Freescale's telematics microprocessor is fabricated in a 90nm low-power CMOS technology, measures 27-by-27mm and is packaged in a 1mm-pitch 516-pin plastic BGA. MPC5121e combines three heterogeneous processor cores, semiconductor and mass-memory interfaces, plus controllers for dozens of types of peripherals. The three cores are a 400MHz e300 Power Architecture core executing 760MIPS over a 64bit processor bus, a 32bit RISC-based accelerator core running at 200MHz with a fully programmable scheduler for servicing real-time applications like multimedia infotainment, and a third 3D PowerVR graphics core. The graphics core, which is licensed from Imagination Technologies Ltd, supports Open VG, OpenGL, texturing, shading, sample rate conversion, noise reduction and acoustic echo cancellation with its own vector-processing unit.

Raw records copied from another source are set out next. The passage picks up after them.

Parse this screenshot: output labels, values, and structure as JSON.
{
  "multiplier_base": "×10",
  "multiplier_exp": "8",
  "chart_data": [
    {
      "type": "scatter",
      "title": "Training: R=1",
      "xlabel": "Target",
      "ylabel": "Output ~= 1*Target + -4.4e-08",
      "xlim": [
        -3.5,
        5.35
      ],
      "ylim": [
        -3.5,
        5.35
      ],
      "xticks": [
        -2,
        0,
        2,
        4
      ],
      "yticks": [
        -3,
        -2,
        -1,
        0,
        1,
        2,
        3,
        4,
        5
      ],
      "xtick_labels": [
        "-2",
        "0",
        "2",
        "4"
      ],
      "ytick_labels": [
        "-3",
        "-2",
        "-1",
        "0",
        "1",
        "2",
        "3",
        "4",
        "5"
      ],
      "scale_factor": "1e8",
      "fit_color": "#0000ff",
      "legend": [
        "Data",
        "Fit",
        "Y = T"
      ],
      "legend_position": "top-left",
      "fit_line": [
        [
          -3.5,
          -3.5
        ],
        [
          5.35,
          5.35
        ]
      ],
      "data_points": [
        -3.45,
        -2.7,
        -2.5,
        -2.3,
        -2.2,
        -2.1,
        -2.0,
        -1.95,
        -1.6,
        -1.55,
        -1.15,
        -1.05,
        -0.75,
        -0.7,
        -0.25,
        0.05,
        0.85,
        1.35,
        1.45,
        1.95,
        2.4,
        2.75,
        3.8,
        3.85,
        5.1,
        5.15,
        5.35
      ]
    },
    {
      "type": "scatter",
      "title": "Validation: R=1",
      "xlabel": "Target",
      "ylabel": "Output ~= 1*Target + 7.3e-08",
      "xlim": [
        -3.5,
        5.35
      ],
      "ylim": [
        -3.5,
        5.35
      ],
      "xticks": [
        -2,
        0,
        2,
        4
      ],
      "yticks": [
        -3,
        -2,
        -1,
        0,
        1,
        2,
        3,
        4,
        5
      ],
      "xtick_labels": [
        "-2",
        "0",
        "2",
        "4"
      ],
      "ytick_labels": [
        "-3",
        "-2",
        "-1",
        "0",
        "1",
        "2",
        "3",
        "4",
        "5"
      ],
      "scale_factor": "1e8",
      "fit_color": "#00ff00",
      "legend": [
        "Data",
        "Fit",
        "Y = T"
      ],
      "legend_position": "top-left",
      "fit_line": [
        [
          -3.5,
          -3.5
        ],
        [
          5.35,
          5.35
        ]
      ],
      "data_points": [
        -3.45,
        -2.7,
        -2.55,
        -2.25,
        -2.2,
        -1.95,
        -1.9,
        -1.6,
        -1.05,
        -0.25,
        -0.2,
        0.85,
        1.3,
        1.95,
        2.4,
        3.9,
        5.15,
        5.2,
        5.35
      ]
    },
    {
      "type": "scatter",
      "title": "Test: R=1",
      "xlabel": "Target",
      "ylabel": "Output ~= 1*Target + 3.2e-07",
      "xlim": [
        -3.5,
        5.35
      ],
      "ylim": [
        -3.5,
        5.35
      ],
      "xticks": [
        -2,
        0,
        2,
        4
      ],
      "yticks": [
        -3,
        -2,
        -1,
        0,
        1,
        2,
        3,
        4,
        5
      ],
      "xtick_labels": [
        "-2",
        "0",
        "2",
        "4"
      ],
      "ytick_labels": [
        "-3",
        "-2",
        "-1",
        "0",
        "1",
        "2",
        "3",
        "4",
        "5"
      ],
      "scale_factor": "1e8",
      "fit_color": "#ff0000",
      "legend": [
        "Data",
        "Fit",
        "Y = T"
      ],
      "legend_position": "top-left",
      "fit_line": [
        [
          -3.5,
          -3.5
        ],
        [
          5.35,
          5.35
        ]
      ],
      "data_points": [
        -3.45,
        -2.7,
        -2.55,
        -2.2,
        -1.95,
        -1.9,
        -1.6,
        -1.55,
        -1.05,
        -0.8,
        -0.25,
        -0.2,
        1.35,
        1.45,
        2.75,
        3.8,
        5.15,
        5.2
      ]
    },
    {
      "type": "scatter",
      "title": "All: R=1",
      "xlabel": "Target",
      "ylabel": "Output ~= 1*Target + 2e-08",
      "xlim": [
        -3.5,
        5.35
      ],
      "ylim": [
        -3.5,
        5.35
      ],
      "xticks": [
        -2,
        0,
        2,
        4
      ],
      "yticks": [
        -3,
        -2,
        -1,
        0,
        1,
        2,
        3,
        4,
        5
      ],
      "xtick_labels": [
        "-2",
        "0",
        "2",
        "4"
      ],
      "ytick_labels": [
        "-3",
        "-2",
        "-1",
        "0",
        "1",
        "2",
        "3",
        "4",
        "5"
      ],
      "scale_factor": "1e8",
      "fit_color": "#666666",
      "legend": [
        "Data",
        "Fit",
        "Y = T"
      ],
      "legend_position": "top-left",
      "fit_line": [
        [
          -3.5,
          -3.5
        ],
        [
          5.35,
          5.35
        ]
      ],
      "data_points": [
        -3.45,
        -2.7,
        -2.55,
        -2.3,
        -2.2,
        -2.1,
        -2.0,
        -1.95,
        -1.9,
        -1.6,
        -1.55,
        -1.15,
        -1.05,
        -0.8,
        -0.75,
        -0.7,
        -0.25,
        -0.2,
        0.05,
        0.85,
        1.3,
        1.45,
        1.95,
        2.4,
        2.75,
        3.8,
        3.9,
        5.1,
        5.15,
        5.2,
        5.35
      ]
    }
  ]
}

A 32bit industrial protocol bus handles communications among 64 DMA channels. The part features four controller-area network channels to communicate with sensors and other microprocessors, two USB On-The-Go ports, a 10/100Mbps Ethernet port and a PCI controller. It also includes a general-purpose input/output controller, a residence-time controller and eight timers plus a watchdog timer. In addition, the microprocessor includes a J1850 automotive bus controller parallel CPU interface, a secure digital high-capacity interface, a Sony/Philips digital interface and three multimaster serial computer bus interfaces (using Phillips' Inter-Integrated Circuit, I?C). Also on board are 12 position-regulated speed controllers and an on-chip temperature sensor to shut down the system in the event of overheating.
"There are no other telematics microprocessors in the market today that are as highly integrated as ours," said Freescale's architect of the new microprocessor family, Jeff McGuire. "And certainly not at our low price points."
In addition, the MPC5121e has an on-chip display controller to support 1,280 x 720pixel LCD displays using 24bit three-plane color graphics for acceleration of audio and video. The three-processor cores share 128k of SRAM, which is supplemented by external memory buses to 16- or 32bit DDR-I or -II DRAMs or MobileDDR, an 8- or 16bit NAND flash controller and a low-pin-count interface to NOR flash, ROM or RAM.
For mass storage, the MPC5121e has both serial and parallel ATA interfaces for hard disks. And a 32bit Advanced Microprocessor Bus Architecture high-speed bus handles memory mapping to the DRAM from the USB, the serial ATA and Ethernet via the DMA channels.
Freescale has been dropping the price of its existing automotive microprocessors in anticipation of the introduction of its new telematics microprocessor family and will introduce the new chips at the same price as its old models were two years ago. The venerable MGT5100 and even its current MPC5200 will then be phased out of production in favor of the MPC-512X microprocessors.
In addition to automotive applications, Freescale claims the MPC5121e is suitable for use in medical electronics, consumer devices, and military and industrial applications. The microprocessor also targets industrial control and security/surveillance applications, networked patient monitoring systems, gaming consoles and digital home appliances such as media gateways and set-top boxes.
MPC5121e has been qualified to the reliability requirements of the AEC-Q100 standard and TS14969 specifications, which enable it to withstand very harsh environmental conditions.
Samples of the processor will be available to customers in June.